O SOPRO DE VIDA
Uma casinha pequena, simples, humilde, feita de taipa em meio à solidão do sitiozinho lá pelas brenhas do nada. Dentro, em silêncio, habituado apenas ao cricri dos grilos, o coaxar das rãs e ao assobio suave do vento noturno, o casal de idosos esperava o sono chegar. Igual a todos os dias de seus anos. A velhice, o tempo, a noite, a ínfima luz das estrelas enchendo o céu de pontinhos brilhantes.
Fora da casa, a escuridão não debelada pelas constelações; no interior somente a vela caseira trabalhada por eles com cera de carnaúba. Tremulando acesa, contando as horas, esperando esvanecer e apagar durante a madrugada. Única companhia daqueles que, ali longe de tudo, tinham vivenciado momentos bons e maus, alegrias toscas e tristezas mancas, sol escaldante e chuvas torrenciais, amor e desprezo. Apenas humanos, digamos. Pó ainda vivo, só não sabiam até quando.

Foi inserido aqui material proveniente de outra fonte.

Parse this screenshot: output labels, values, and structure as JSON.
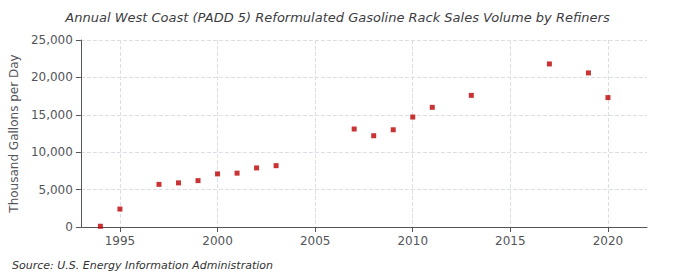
{
  "chart_data": {
    "type": "scatter",
    "title": "Annual West Coast (PADD 5) Reformulated Gasoline Rack Sales Volume by Refiners",
    "ylabel": "Thousand Gallons per Day",
    "annotations": [
      "Source: U.S. Energy Information Administration"
    ],
    "x": [
      1994,
      1995,
      1997,
      1998,
      1999,
      2000,
      2001,
      2002,
      2003,
      2007,
      2008,
      2009,
      2010,
      2011,
      2013,
      2017,
      2019,
      2020
    ],
    "values": [
      100,
      2400,
      5700,
      5900,
      6200,
      7100,
      7200,
      7900,
      8200,
      13100,
      12200,
      13000,
      14700,
      16000,
      17600,
      21800,
      20600,
      17300
    ],
    "color": "#bb0000",
    "marker": "square",
    "xlim": [
      1993,
      2022
    ],
    "xticks": [
      1995,
      2000,
      2005,
      2010,
      2015,
      2020
    ],
    "ylim": [
      0,
      25000
    ],
    "yticks": [
      0,
      {
        "value": 5000,
        "label": "5,000"
      },
      {
        "value": 10000,
        "label": "10,000"
      },
      {
        "value": 15000,
        "label": "15,000"
      },
      {
        "value": 20000,
        "label": "20,000"
      },
      {
        "value": 25000,
        "label": "25,000"
      }
    ],
    "grid": true
  }
}
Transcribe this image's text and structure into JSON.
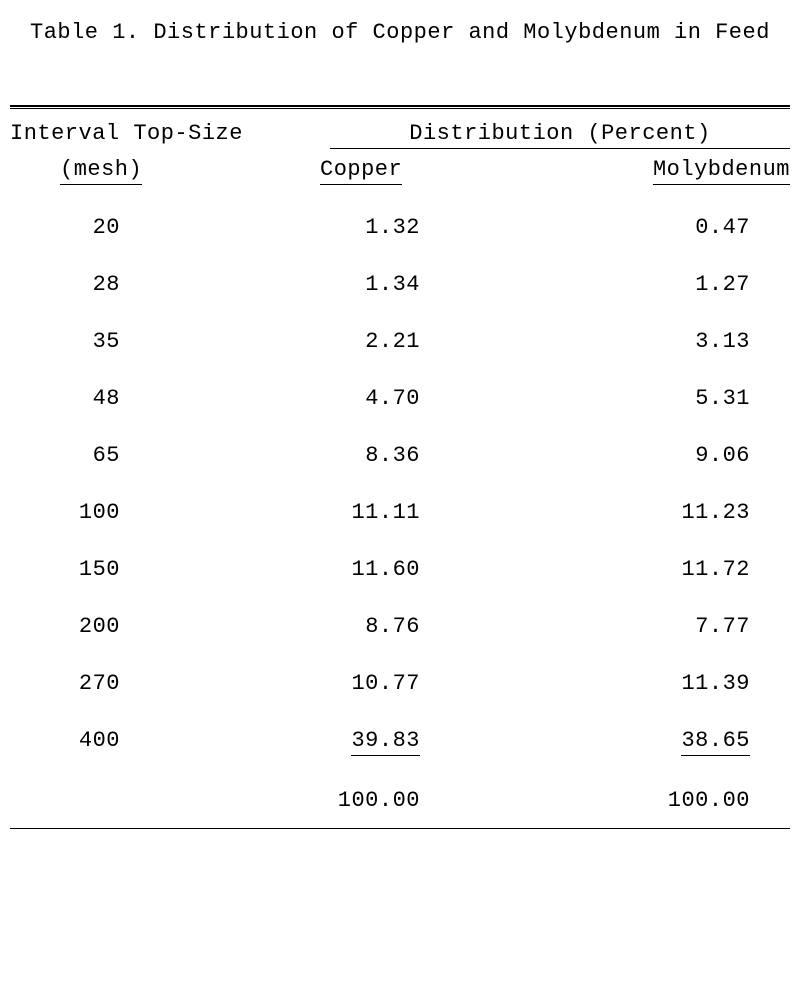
{
  "title": "Table 1.  Distribution of Copper and Molybdenum in Feed",
  "table": {
    "type": "table",
    "header": {
      "left_top": "Interval Top-Size",
      "left_bottom": "(mesh)",
      "right_group": "Distribution (Percent)",
      "copper": "Copper",
      "moly": "Molybdenum"
    },
    "columns": [
      "mesh",
      "copper",
      "molybdenum"
    ],
    "rows": [
      {
        "mesh": "20",
        "copper": "1.32",
        "moly": "0.47"
      },
      {
        "mesh": "28",
        "copper": "1.34",
        "moly": "1.27"
      },
      {
        "mesh": "35",
        "copper": "2.21",
        "moly": "3.13"
      },
      {
        "mesh": "48",
        "copper": "4.70",
        "moly": "5.31"
      },
      {
        "mesh": "65",
        "copper": "8.36",
        "moly": "9.06"
      },
      {
        "mesh": "100",
        "copper": "11.11",
        "moly": "11.23"
      },
      {
        "mesh": "150",
        "copper": "11.60",
        "moly": "11.72"
      },
      {
        "mesh": "200",
        "copper": "8.76",
        "moly": "7.77"
      },
      {
        "mesh": "270",
        "copper": "10.77",
        "moly": "11.39"
      },
      {
        "mesh": "400",
        "copper": "39.83",
        "moly": "38.65"
      }
    ],
    "totals": {
      "copper": "100.00",
      "moly": "100.00"
    },
    "colors": {
      "background": "#ffffff",
      "text": "#000000",
      "rule": "#000000"
    },
    "font": {
      "family": "Courier New",
      "size_pt": 16
    }
  }
}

As noites eram sobremodo iguais, rotineiras, sem graça, nada além do incansável dia e noite, noite e dia. Poder-se-ia dizer que ambos esperavam a morte chegar. Certamente. Como o ciclo, o imutável, a roda girando lentamente no curso do espaço. Sem parar. O caldo borbulhante da existência que vem, vive, cresce, envelhece e perece
Mas naquela noite algo nunca dantes ocorrido aconteceu. A velinha de cera de carnaúba não esmaeceu, nem diminuiu de tamanho, nem apagou. Os velhinhos viram, boquiabertos e sem entender, a desengonçada vela subir sua chama como se vida própria tivesse, e subiu muito, agingantou-se de forma súbita, aumentando a claridade. Não para queimar ou incendiar o casebre, pois estagnou a nível seguro e fez algo estarrecedor aos olhos do casal velhinho: soprou de volta para o lugar de onde vinha todo o vento que entrava pelas frestas. Assim agiu a noite inteira, permanecendo acesa até a aurora surgir.